Visual Culture

Was Frank Ocean’s New Single Cover Inspired by Kerry James Marshall?

Alexxa Gotthardt
Apr 25, 2017 2:53PM

Without warning, R&B singer Frank Ocean dropped his newest single, “Lens,” late Saturday night. With it came a striking cover image that’s already become inseparable from the haunting track. It shows the face of a black man whose only visible feature is a white, gap-toothed smile. And to many who’ve made the museum rounds this past year, it looks stirringly familiar.

Ocean, who’s cultivated an aura of mystery since the beginning of his music career in the early 2010s, is often oblique about the inspirations behind his music. But the cover for “Lens” pays pronounced homage to at least one: the painter Kerry James Marshall.

Since the 1980s, Marshall has countered the absence of black men and women in the Western art canon by making them the subject of his powerful, monumental paintings. However, although his work had previously been shown in number of gallery and museum exhibitions, it wasn’t until 2016 that the Chicago painter received the retrospective he’d long deserved. The exhibition traveled from the MCA Chicago to The Met Breuer in New York to MOCA, Los Angeles.

In each location, the same small painting served as the exhibition’s anchor. It, too, wears a broad, white, gap-toothed smile.

Kerry James Marshall’s Bronzeville studio. Photo by Peter Hoffman for Artsy.


The piece is titled A Portrait of the Artist as a Shadow of His Former Self (1980), and in it, the bust of a black-skinned man sits against a backdrop of the same hue. His figure—save for his white eyes and smile—becomes almost indistinguishable from its surroundings.

Ocean’s new cover bears clear resemblance to the painting. So much so that, just minutes after the track and its image were released, the comparison was being drawn on social media.

Marshall painted the self-portrait in 1980, when he was just 25 years old and at the beginning of his career in an art world that had for centuries ignored the contributions of black and minority artists. The piece uncomfortably recalls the racist stereotypes that have long glutted popular culture. But it also boldly voices Marshall’s own experience as an “invisible” black man and his desire to been seen and heard.

Marshall has noted that the piece was inspired by both his personal experience and writer Ralph Ellison’s novel “Invisible Man” (1952), in which the young African-American protagonist says that because of his race, he is “invisible, understand, simply because people refuse to see me.”

The piece would go on to serve as the potent seed for Marshall’s influential body of work, which would insert images of black lives and culture—like a barber shop scene—into the language of European history painting.

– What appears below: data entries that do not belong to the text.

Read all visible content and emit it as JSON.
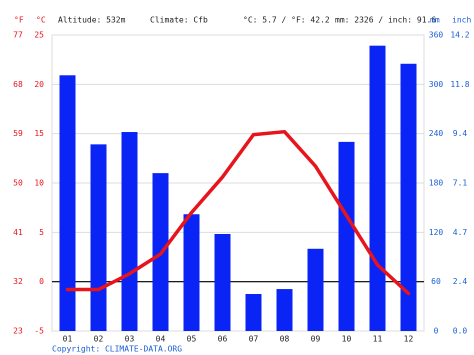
{
  "chart_data": {
    "type": "bar",
    "header": {
      "f_unit": "°F",
      "c_unit": "°C",
      "altitude": "Altitude: 532m",
      "climate": "Climate: Cfb",
      "temp": "°C: 5.7 / °F: 42.2",
      "precip": "mm: 2326 / inch: 91.6",
      "mm_unit": "mm",
      "inch_unit": "inch"
    },
    "copyright": "Copyright: CLIMATE-DATA.ORG",
    "categories": [
      "01",
      "02",
      "03",
      "04",
      "05",
      "06",
      "07",
      "08",
      "09",
      "10",
      "11",
      "12"
    ],
    "series": [
      {
        "name": "Precipitation",
        "type": "bar",
        "axis": "y2",
        "color": "#0a24f5",
        "values": [
          311,
          227,
          242,
          192,
          142,
          118,
          45,
          51,
          100,
          230,
          347,
          325
        ]
      },
      {
        "name": "Temperature",
        "type": "line",
        "color": "#e8141c",
        "values": [
          -0.8,
          -0.8,
          0.8,
          2.8,
          7.0,
          10.6,
          14.9,
          15.2,
          11.7,
          6.7,
          1.7,
          -1.2
        ]
      }
    ],
    "ylim": [
      -5,
      25
    ],
    "yticks": [
      -5,
      0,
      5,
      10,
      15,
      20,
      25
    ],
    "yticks_f": [
      {
        "value": -5,
        "label": "23"
      },
      {
        "value": 0,
        "label": "32"
      },
      {
        "value": 5,
        "label": "41"
      },
      {
        "value": 10,
        "label": "50"
      },
      {
        "value": 15,
        "label": "59"
      },
      {
        "value": 20,
        "label": "68"
      },
      {
        "value": 25,
        "label": "77"
      }
    ],
    "y2lim": [
      0,
      360
    ],
    "y2ticks": [
      0,
      60,
      120,
      180,
      240,
      300,
      360
    ],
    "y2ticks_inch": [
      {
        "value": 0,
        "label": "0.0"
      },
      {
        "value": 60,
        "label": "2.4"
      },
      {
        "value": 120,
        "label": "4.7"
      },
      {
        "value": 180,
        "label": "7.1"
      },
      {
        "value": 240,
        "label": "9.4"
      },
      {
        "value": 300,
        "label": "11.8"
      },
      {
        "value": 360,
        "label": "14.2"
      }
    ],
    "grid": true
  }
}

In the process, he helped bring to light the prejudice that for so long whitewashed art history.

Ocean, too, addresses invisibility and discrimination in his work. On the first track of his celebrated 2016 album Blonde, titled “Nikes,” he pays tribute to Trayvon Martin, a young black man killed by a neighborhood watch volunteer at age 17, with the line: “RIP Trayvon, that nigga look just like me.” The allusion to police brutality and racial profiling is one of several made across the record.

Ocean has also made the prejudice and shaming the LGBTQ community faces the subject of his songs. “Lens,” in particular—through its hypnotic, labyrinthine rhymes—advocates for greater acceptance by telling the story of a closeted relationship. “Can’t be my type, I’m a low life,” he chants in one section, alluding to a fear he’s expressed of being honest with himself and others about his own sexuality. “Despite the life I lead, all this life in me, spirits watch me, pants down, can’t be ’barrassed of it,” he sings in the chorus.

It’s in this context that Ocean has riffed on Marshall’s A Portrait of the Artist as a Shadow of His Former Self as the visual manifestation of his newest ballad. With the image, Ocean seems to acknowledge not only that “Lens” is a self-portrait, but also that it could very well, like Marshall’s work, represent the struggle of many oppressed, unheard minorities, whether racial, sexual, or cultural.

Alexxa Gotthardt

Cover image: Photo by Ole Haug, via Flickr.


An earlier version of this article stated that Trayvon Martin was killed by police. Martin was killed by George Zimmerman, a neighborhood watch volunteer.